Paylaş
Devlet, iade iitibar kavramını geçmişte eziyet çekenlere uygulamalı. Ne yapmıştı Ahmet Kaya?
Kürtçe bir türkü söylemek istedi.
Ah bu siyasetçiler, sanatçıların ileriyi gördüklerini bir kabul etseler. Eğer ona Kürtçe türküyü söyletselerdi, bugün nice kan döküldükten sonra varılan anlaşmalar çok daha önce gerçekleşecekti.
Dil meselesi her zaman insanlar arasına bir engel olarak konulmuştur. Ne zaman bir ülke ile aramızda bir gerginlik çıksa, burada o dili konuşanlara ambargo uygulanmıştır.
Gençliğimde anımsarım. Toplu taşıtlarda kültürünün, ana-babasının dilini konuşanlara, “Vatandaş Türkçe konuş” uyarısı yapılırdı. Bir ülkeye bağlılık ile, o ülkeyi sevmekle dil arasındaki bağlantıyı anlayamazdım, hâlâ anlayamıyorum.

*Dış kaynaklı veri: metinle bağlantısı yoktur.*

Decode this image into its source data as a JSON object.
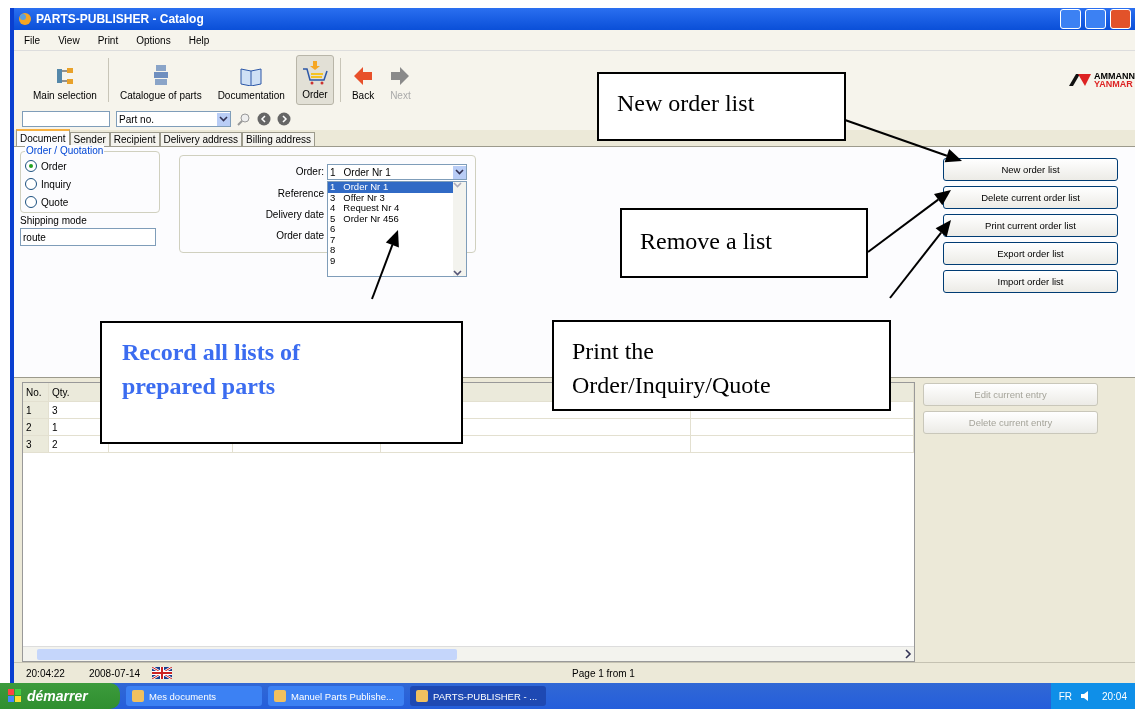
{
  "window": {
    "title": "PARTS-PUBLISHER - Catalog"
  },
  "menu": [
    "File",
    "View",
    "Print",
    "Options",
    "Help"
  ],
  "toolbar": [
    {
      "label": "Main selection",
      "kind": "main",
      "selected": false,
      "disabled": false
    },
    {
      "label": "Catalogue of parts",
      "kind": "catalogue",
      "selected": false,
      "disabled": false
    },
    {
      "label": "Documentation",
      "kind": "book",
      "selected": false,
      "disabled": false
    },
    {
      "label": "Order",
      "kind": "cart",
      "selected": true,
      "disabled": false
    },
    {
      "label": "Back",
      "kind": "back",
      "selected": false,
      "disabled": false
    },
    {
      "label": "Next",
      "kind": "next",
      "selected": false,
      "disabled": true
    }
  ],
  "logo": {
    "line_1": "AMMANN",
    "line_2": "YANMAR"
  },
  "search": {
    "field_select": "Part no."
  },
  "tabs": [
    {
      "label": "Document",
      "selected": true
    },
    {
      "label": "Sender",
      "selected": false
    },
    {
      "label": "Recipient",
      "selected": false
    },
    {
      "label": "Delivery address",
      "selected": false
    },
    {
      "label": "Billing address",
      "selected": false
    }
  ],
  "group": {
    "title": "Order / Quotation",
    "options": [
      {
        "label": "Order",
        "selected": true
      },
      {
        "label": "Inquiry",
        "selected": false
      },
      {
        "label": "Quote",
        "selected": false
      }
    ]
  },
  "shipping": {
    "label": "Shipping mode",
    "value": "route"
  },
  "order_form": {
    "order_label": "Order:",
    "order_value_no": "1",
    "order_value": "Order Nr 1",
    "labels": [
      "Reference",
      "Delivery date",
      "Order date"
    ],
    "list": [
      {
        "no": "1",
        "name": "Order Nr 1",
        "selected": true
      },
      {
        "no": "3",
        "name": "Offer Nr 3",
        "selected": false
      },
      {
        "no": "4",
        "name": "Request Nr 4",
        "selected": false
      },
      {
        "no": "5",
        "name": "Order Nr 456",
        "selected": false
      },
      {
        "no": "6",
        "selected": false
      },
      {
        "no": "7",
        "selected": false
      },
      {
        "no": "8",
        "selected": false
      },
      {
        "no": "9",
        "selected": false
      }
    ]
  },
  "list_buttons": [
    "New order list",
    "Delete current order list",
    "Print current order list",
    "Export order list",
    "Import order list"
  ],
  "table": {
    "columns": [
      "No.",
      "Qty."
    ],
    "rows": [
      [
        "1",
        "3"
      ],
      [
        "2",
        "1"
      ],
      [
        "3",
        "2"
      ]
    ]
  },
  "entry_buttons": [
    {
      "label": "Edit current entry",
      "disabled": true
    },
    {
      "label": "Delete current entry",
      "disabled": true
    }
  ],
  "status_bar": {
    "time": "20:04:22",
    "date": "2008-07-14",
    "page": "Page 1 from 1"
  },
  "taskbar": {
    "start": "démarrer",
    "tasks": [
      {
        "label": "Mes documents",
        "selected": false
      },
      {
        "label": "Manuel Parts Publishe...",
        "selected": false
      },
      {
        "label": "PARTS-PUBLISHER - ...",
        "selected": true
      }
    ],
    "lang": "FR",
    "clock": "20:04"
  },
  "callouts": [
    {
      "text": "New order list",
      "kind": "plain"
    },
    {
      "text": "Remove a list",
      "kind": "plain"
    },
    {
      "text": "Record all lists of prepared parts",
      "kind": "blue"
    },
    {
      "text": "Print the Order/Inquiry/Quote",
      "kind": "plain"
    }
  ]
}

Çünkü o dili ailesiyle konuşuyor, o dilin kültürünü, edebiyatını biliyor, hayatını, düşünce yapısını o dilin pratiğine göre şekillendirmiş... Tekrar sormalı, tüm bunları nasıl terk etsin?
* * *
DİL meselesini düşünürken OT* dergisinde Mehmed Uzun’un yazısını gördüm. Onu yazıma aldım: “İsmim Mehmed, soyadım Uzun. Doğum tarihim 01.01.1953, herkes beni böyle biliyor. Ama bunların hiçbiri gerçek değil; ismim Mehmed değil, soyadım Uzun değil, doğum tarihim bu rakamlar değil.
Siverek’te ilkokulun birinci günü bir tokat yedim, bugün bile aklımdan çıkmaz. Okul bahçesinde sıraya girmeye çalışırken aramızda Kürtçe konuşuyorduk. Bir tokat attı İstanbullu yedek subay öğretmen, Türkçe konuş diye. Ama Türkçe bilmiyordum ki... Ben de bir tokatla tanıştım Türkçeyle. Benim anadilimle bağım böyle koptu.”
Kürt edebiyatının dünya ölçeğindeki yazarı Mehmed Uzun ile tanışmamı Yaşar Kemal sağladı. Perşembe Pazarı’nın olduğu yerde, çevre esnafın taşınması düşünülen yeni yapılmış binada bir kitap fuarı düzenlenmişti. O fuarda tanıştım Uzun’la. Sonra kitaplarını okudum, bir dilin edebiyatının kurucuları arasında bir ustaydı.
Yazıdaki acı anısını okudunuz. Böyle travmalar ömür boyu devam eder.
Bütün bunlara rağmen, bu davranışın kinini sürdürmedi.
Onun gibi usta edebiyatçıları herkes tarafına çekmek ister! Çünkü onlar için edebiyatın gücü bir siyasal anlayışta kullanılmalıdır, fanatizm edebiyatın önüne geçmelidir. Ne yazık!
Mehmed Uzun bu davranışı benimseyenler tarafından hep rahatsız edildi. Yaşamak istediği ülkesini terk etti. Onun güvenini kazandığım için de hep sevgiyle anarım, en önemli açıklamalarını, düşüncelerini benim aracılığımla iletti. Kamuya ben duyurdum. Anadil tartışmalarının yaşandığı bugünlerde iyi edebiyatçı, dostum Mehmed Uzun’un anlattığı öykü, herkesin hafızasına kazınmalı!
OT dergisinde bir başka bölümden de söz etmek isterim.
Çizgilerle Murat Uyurkulak Romanlarından Parçalar. Rewhat çizmiş.
Bir edebiyatçının ürünlerinin bir çizer tarafından yorumlanması, türler arası etkileşim açısından beni her zaman ilgilendirmiştir.
Çizerin seçtiklerinden birkaç örnek alırsak, çizerin yazarı nasıl anladığını öğreniriz.
* * *
ARTIK sanatçıların görüşüne, diline saygı duymayı, sevgi göstermeyi Ahmet Kaya’ya verilen ödül bize bir kez daha hatırlatır umarım.